Les baromètres mis en place par Pascal Jacob et Evelyne Renault-Tessier permettent de recueillir la parole directe des personnes concernées, de mesurer les retombées de la crise sanitaire sur l’accès aux soins et de prendre connaissance de difficultés majeures. Par exemple, Pascal Jacob explique que les personnes en situation de handicap psychique ou cognitif ont eu plus de mal à accéder aux soins que d’autres catégories de la population. Evelyne Renault-Tessier, quant à elle, a interrogé ses patients sur ce que recouvre la notion de  “non-urgent” ou de strict nécessaire pour eux. Le baromètre permet également d’orienter les décisions dans la mise en place de procédures alternatives comme la télémédecine. 36% des personnes interrogées y ont eu recours et c’est une pratique qui va probablement rester partiellement, même si Pierre Mongiat Artus rappelle qu’il n’est pas certain que cela puisse répondre aux attentes des patients aussi correctement qu’une consultation en présentiel. 

Cette pandémie semble être l’occasion de repenser l’organisation du système de santé.
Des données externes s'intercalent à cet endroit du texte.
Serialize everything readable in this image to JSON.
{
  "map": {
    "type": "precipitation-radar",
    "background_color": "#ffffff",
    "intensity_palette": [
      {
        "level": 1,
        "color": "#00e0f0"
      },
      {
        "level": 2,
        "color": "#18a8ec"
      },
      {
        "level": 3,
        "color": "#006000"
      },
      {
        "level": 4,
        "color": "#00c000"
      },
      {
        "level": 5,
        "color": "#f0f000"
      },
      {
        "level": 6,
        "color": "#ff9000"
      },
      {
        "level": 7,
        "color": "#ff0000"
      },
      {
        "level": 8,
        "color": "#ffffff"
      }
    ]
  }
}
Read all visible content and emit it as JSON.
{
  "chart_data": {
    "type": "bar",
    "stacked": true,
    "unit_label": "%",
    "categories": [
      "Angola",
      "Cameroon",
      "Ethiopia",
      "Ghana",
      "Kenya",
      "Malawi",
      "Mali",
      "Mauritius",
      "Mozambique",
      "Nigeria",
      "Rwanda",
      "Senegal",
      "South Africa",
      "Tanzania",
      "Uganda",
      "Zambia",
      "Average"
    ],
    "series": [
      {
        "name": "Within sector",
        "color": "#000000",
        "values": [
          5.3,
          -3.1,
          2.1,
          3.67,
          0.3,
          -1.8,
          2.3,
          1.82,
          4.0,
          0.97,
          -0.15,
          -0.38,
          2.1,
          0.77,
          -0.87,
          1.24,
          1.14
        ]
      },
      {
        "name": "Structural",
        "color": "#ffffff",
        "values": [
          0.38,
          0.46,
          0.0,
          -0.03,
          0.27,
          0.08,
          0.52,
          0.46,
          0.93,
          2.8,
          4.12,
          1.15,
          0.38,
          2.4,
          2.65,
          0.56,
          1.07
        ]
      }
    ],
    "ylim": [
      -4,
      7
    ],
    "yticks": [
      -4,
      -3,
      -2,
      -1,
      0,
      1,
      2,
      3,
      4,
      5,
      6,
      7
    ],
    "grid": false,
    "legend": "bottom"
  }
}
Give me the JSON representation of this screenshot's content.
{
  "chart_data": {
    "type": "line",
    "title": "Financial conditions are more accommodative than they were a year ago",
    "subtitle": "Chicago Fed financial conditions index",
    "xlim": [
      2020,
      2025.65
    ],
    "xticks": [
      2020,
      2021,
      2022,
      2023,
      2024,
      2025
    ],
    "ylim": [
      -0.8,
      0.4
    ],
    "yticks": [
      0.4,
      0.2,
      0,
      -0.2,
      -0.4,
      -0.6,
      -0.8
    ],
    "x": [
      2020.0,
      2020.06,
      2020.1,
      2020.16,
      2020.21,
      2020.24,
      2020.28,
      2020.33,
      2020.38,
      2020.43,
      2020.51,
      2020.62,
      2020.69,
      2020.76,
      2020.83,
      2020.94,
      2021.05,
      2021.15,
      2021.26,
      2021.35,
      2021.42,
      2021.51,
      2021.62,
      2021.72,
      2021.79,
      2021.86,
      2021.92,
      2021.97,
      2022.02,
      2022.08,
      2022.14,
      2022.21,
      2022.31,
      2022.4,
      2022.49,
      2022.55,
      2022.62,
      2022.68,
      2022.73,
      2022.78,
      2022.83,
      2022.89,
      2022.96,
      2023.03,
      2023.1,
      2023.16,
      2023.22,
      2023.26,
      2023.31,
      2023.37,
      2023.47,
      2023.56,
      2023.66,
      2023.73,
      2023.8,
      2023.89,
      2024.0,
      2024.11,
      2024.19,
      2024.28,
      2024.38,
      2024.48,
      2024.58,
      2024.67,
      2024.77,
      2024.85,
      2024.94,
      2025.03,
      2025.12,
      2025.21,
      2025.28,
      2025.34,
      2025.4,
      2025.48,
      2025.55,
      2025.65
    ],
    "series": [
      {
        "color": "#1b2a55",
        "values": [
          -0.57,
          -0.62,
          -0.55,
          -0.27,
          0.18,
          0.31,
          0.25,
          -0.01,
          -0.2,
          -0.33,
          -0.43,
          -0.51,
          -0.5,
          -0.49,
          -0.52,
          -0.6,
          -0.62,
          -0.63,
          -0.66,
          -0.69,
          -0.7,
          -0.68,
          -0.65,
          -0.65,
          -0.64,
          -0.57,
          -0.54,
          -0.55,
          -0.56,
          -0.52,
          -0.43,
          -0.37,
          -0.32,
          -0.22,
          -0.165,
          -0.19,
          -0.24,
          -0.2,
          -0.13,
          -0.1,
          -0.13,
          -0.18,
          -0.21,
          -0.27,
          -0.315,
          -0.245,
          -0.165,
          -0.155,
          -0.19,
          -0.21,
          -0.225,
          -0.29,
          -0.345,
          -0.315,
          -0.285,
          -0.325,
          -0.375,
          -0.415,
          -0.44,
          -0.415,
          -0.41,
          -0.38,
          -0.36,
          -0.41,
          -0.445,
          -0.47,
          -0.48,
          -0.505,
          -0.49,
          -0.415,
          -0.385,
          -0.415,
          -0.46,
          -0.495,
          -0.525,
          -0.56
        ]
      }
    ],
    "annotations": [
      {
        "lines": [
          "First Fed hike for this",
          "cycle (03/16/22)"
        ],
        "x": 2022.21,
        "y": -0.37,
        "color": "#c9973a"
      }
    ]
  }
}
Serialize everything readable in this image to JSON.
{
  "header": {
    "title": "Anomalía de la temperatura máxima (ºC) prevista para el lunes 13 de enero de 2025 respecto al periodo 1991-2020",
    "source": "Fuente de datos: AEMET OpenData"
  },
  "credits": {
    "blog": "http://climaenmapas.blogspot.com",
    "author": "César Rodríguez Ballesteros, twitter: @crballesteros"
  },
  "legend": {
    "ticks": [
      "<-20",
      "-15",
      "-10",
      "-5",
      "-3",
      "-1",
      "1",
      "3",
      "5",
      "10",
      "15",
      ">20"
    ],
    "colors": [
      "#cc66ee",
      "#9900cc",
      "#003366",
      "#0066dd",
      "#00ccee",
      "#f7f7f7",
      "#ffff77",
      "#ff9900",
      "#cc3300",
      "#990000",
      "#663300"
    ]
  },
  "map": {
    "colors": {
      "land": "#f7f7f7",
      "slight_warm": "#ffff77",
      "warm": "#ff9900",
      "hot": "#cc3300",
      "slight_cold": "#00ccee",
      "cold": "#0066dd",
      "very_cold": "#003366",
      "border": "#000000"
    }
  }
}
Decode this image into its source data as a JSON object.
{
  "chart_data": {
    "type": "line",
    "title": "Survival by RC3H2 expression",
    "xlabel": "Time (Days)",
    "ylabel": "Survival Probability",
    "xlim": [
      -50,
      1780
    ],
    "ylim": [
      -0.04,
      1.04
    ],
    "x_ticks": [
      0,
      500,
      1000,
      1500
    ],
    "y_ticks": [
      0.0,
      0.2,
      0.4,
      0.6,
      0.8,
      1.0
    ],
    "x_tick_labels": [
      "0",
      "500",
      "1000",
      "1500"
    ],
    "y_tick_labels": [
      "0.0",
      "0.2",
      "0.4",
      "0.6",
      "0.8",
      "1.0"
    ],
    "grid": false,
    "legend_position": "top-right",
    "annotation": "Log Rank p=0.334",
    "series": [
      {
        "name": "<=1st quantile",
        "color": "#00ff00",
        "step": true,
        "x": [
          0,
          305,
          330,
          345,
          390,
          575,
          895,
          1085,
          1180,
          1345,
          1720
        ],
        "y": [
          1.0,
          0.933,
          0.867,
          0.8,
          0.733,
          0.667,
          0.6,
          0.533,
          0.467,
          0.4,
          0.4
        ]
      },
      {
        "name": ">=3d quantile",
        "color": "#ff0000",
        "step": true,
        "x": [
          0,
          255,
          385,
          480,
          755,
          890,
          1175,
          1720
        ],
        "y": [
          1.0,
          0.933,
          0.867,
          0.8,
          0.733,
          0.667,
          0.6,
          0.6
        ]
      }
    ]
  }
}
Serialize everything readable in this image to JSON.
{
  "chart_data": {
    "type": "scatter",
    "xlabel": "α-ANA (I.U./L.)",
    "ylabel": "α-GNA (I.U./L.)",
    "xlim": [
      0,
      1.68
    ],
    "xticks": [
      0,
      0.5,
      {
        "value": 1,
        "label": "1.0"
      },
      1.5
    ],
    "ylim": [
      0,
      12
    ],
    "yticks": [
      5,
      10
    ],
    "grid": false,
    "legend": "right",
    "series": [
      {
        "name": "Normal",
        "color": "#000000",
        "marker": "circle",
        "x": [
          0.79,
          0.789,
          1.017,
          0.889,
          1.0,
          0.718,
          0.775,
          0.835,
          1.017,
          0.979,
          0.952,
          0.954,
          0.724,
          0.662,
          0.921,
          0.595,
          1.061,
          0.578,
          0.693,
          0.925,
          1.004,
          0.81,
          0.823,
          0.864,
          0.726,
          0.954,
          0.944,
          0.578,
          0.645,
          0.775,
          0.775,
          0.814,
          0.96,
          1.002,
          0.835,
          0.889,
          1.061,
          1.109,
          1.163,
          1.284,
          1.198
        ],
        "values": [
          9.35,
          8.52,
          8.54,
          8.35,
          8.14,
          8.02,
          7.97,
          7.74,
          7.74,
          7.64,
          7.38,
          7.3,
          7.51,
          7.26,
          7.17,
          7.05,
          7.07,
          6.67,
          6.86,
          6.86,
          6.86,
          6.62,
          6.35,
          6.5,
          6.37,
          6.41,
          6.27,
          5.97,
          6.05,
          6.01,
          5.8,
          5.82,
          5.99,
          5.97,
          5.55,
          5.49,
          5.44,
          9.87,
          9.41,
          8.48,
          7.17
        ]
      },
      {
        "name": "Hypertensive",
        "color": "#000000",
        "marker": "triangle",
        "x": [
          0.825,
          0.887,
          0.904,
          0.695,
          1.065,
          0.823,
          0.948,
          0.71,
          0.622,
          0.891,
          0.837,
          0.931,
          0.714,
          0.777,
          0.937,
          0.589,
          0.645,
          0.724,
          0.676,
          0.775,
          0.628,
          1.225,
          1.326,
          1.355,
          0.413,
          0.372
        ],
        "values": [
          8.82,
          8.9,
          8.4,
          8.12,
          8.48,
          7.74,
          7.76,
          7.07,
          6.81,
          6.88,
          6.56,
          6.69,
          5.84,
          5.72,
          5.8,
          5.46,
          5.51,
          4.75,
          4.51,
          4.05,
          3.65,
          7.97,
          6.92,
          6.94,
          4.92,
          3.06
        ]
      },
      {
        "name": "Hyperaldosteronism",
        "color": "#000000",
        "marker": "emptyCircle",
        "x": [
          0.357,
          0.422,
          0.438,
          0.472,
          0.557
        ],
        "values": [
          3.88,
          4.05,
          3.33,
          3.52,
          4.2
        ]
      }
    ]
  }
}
Jean-François Alexandra aborde la question du “virage ambulatoire”, le personnel hospitalier devenant le coordinateur d’un parcours de soin qui n’est plus centré sur l’hôpital mais intégrant des médecins généralistes ou spécialistes par exemple. Au fil de la progression de la pandémie et des déprogrammations, les patients se sont tournés vers les médecins généralistes qui ont été présents pour eux quand ils n’étaient plus accueillis à l’hôpital. Au-delà, c’est le soin en lui-même qu’il faut peut-être repenser pour que celui-ci soit adapté au patient en particulier, de manière à prodiguer le bon soin à la bonne personne. L’erreur, selon Pierre Mongiat Artus serait de porter nos efforts sur les soins thérapeutiques, négligeant ainsi les efforts en soin de prévention, qui sont pourtant nécessaires pour éviter l’aggravation d’une situation syndémique.

La désorganisation du système de santé a initié une réflexion sur la notion d’urgence, sur la valeur du soin et sur l'accessibilité aux différents publics. Cette pandémie est peut-être l’occasion de “placer l’éthique au cœur du soin”, pour reprendre les mots de Pierre Mongiat Artus. Pour remettre le patient et son expérience au cœur du système de santé et l’intégrer davantage à la prise de décision quant à l’avenir de l’hôpital, les initiatives sous la forme de baromètres semblent à propos. Penser ce dispositif de manière plus complète, sur la base d’un panel régulier et l’intégrer au système de soins permettrait de faire des patients des parties prenantes de l'organisation de l'accès aux soins.